The term "biomimicry" describes the models and methods harnessed by scientists to imitate natural elements, in order to solve complex problems. A team of Austrian researchers has figured out a way to tame messy, sticky nanofibers, by mimicking the surface nanostructure on spiders' hindleg.
With a diameter in the nanometer range, nanofibers can be made of different polymers such as collagen, cellulose, silk fibroin, and polysaccharides. Due to their unusual physical properties, nanofibers are the most sought-after materials for many advanced applications, including tissue engineering, drug delivery, battery construction, and functional textiles. But these marvelous materials are inherently sticky to any surface they touch, which presents a challenge for their production and processing.
Cribellate spiders, which include tens of thousands of spider species, are glue-affixing orb weavers. They can build complex funnel or tube webs for capturing prey. Thanks to a comb-like structure, the calamistrum, on their hindmost legs, these weavers can handle spider silk, a proteinous fiber, with ease.

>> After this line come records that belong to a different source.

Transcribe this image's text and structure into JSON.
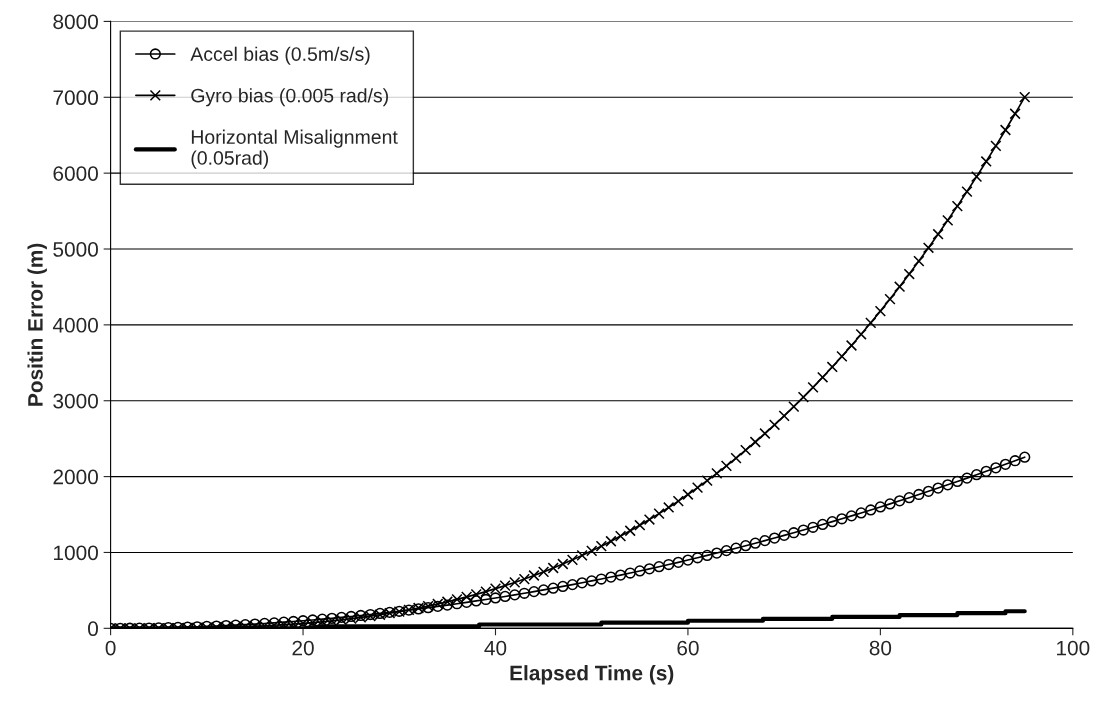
{
  "chart_data": {
    "type": "line",
    "xlabel": "Elapsed Time (s)",
    "ylabel": "Positin Error (m)",
    "xlim": [
      0,
      100
    ],
    "xticks": [
      0,
      20,
      40,
      60,
      80,
      100
    ],
    "ylim": [
      0,
      8000
    ],
    "yticks": [
      0,
      1000,
      2000,
      3000,
      4000,
      5000,
      6000,
      7000,
      8000
    ],
    "grid": "y",
    "legend": "top left",
    "series": [
      {
        "name": "Accel bias (0.5m/s/s)",
        "color": "#000000",
        "marker": "circle",
        "x": [
          0,
          1,
          2,
          3,
          4,
          5,
          6,
          7,
          8,
          9,
          10,
          11,
          12,
          13,
          14,
          15,
          16,
          17,
          18,
          19,
          20,
          21,
          22,
          23,
          24,
          25,
          26,
          27,
          28,
          29,
          30,
          31,
          32,
          33,
          34,
          35,
          36,
          37,
          38,
          39,
          40,
          41,
          42,
          43,
          44,
          45,
          46,
          47,
          48,
          49,
          50,
          51,
          52,
          53,
          54,
          55,
          56,
          57,
          58,
          59,
          60,
          61,
          62,
          63,
          64,
          65,
          66,
          67,
          68,
          69,
          70,
          71,
          72,
          73,
          74,
          75,
          76,
          77,
          78,
          79,
          80,
          81,
          82,
          83,
          84,
          85,
          86,
          87,
          88,
          89,
          90,
          91,
          92,
          93,
          94,
          95
        ],
        "values": [
          0,
          0,
          1,
          2,
          4,
          6,
          9,
          12,
          16,
          20,
          25,
          30,
          36,
          42,
          49,
          56,
          64,
          72,
          81,
          90,
          100,
          110,
          121,
          132,
          144,
          156,
          169,
          182,
          196,
          210,
          225,
          240,
          256,
          272,
          289,
          306,
          324,
          342,
          361,
          380,
          400,
          420,
          441,
          462,
          484,
          506,
          529,
          552,
          576,
          600,
          625,
          650,
          676,
          702,
          729,
          756,
          784,
          812,
          841,
          870,
          900,
          930,
          961,
          992,
          1024,
          1056,
          1089,
          1122,
          1156,
          1190,
          1225,
          1260,
          1296,
          1332,
          1369,
          1406,
          1444,
          1482,
          1521,
          1560,
          1600,
          1640,
          1681,
          1722,
          1764,
          1806,
          1849,
          1892,
          1936,
          1980,
          2025,
          2070,
          2116,
          2162,
          2209,
          2256
        ]
      },
      {
        "name": "Gyro bias (0.005 rad/s)",
        "color": "#000000",
        "marker": "cross",
        "x": [
          0,
          1,
          2,
          3,
          4,
          5,
          6,
          7,
          8,
          9,
          10,
          11,
          12,
          13,
          14,
          15,
          16,
          17,
          18,
          19,
          20,
          21,
          22,
          23,
          24,
          25,
          26,
          27,
          28,
          29,
          30,
          31,
          32,
          33,
          34,
          35,
          36,
          37,
          38,
          39,
          40,
          41,
          42,
          43,
          44,
          45,
          46,
          47,
          48,
          49,
          50,
          51,
          52,
          53,
          54,
          55,
          56,
          57,
          58,
          59,
          60,
          61,
          62,
          63,
          64,
          65,
          66,
          67,
          68,
          69,
          70,
          71,
          72,
          73,
          74,
          75,
          76,
          77,
          78,
          79,
          80,
          81,
          82,
          83,
          84,
          85,
          86,
          87,
          88,
          89,
          90,
          91,
          92,
          93,
          94,
          95
        ],
        "values": [
          0,
          0,
          0,
          0,
          1,
          1,
          2,
          3,
          4,
          6,
          8,
          11,
          14,
          18,
          22,
          28,
          33,
          40,
          48,
          56,
          65,
          76,
          87,
          99,
          113,
          128,
          144,
          161,
          179,
          199,
          221,
          243,
          268,
          293,
          321,
          350,
          381,
          414,
          448,
          484,
          523,
          563,
          605,
          649,
          696,
          744,
          795,
          848,
          903,
          961,
          1021,
          1083,
          1148,
          1216,
          1286,
          1359,
          1434,
          1512,
          1593,
          1677,
          1764,
          1854,
          1946,
          2042,
          2141,
          2243,
          2348,
          2456,
          2568,
          2683,
          2801,
          2923,
          3048,
          3177,
          3309,
          3445,
          3585,
          3728,
          3876,
          4027,
          4181,
          4340,
          4503,
          4670,
          4841,
          5016,
          5195,
          5378,
          5565,
          5757,
          5954,
          6154,
          6359,
          6569,
          6783,
          7002
        ]
      },
      {
        "name": "Horizontal Misalignment\n(0.05rad)",
        "color": "#000000",
        "marker": "none",
        "x": [
          0,
          20,
          22,
          38.3,
          38.3,
          51,
          51,
          60,
          60,
          67.8,
          67.8,
          75,
          75,
          82,
          82,
          88,
          88,
          93,
          93,
          95
        ],
        "values": [
          0,
          0,
          25,
          25,
          50,
          50,
          75,
          75,
          100,
          100,
          125,
          125,
          150,
          150,
          175,
          175,
          200,
          200,
          225,
          225
        ]
      }
    ]
  }
}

In this study, the researchers placed the comb under a scanning electron microscope (SEM), and observed that its surface is covered with fingerprint-like nanoripples. They found that these nanostructures help prevent the nanofiber to be in close contact with the spider's leg and educing the adhesive van der Waals forces between the nanofibers and surface.
The Austrian team sculpted the nanoscale grooves onto a plastic foil with laser and then coated the foil with gold to reduce its Gold coating was performed to reduce electrostatic interaction. They then tested the anti-adhesive property of the sculpted foil against vs. normal foil. The biomimicry design allows the engineered surface to be much less sticky, behaving similarly to the spider's comb.
The researchers hoped that the technical surface they developed can be adapted to improve tools for handling nanofibrous materials.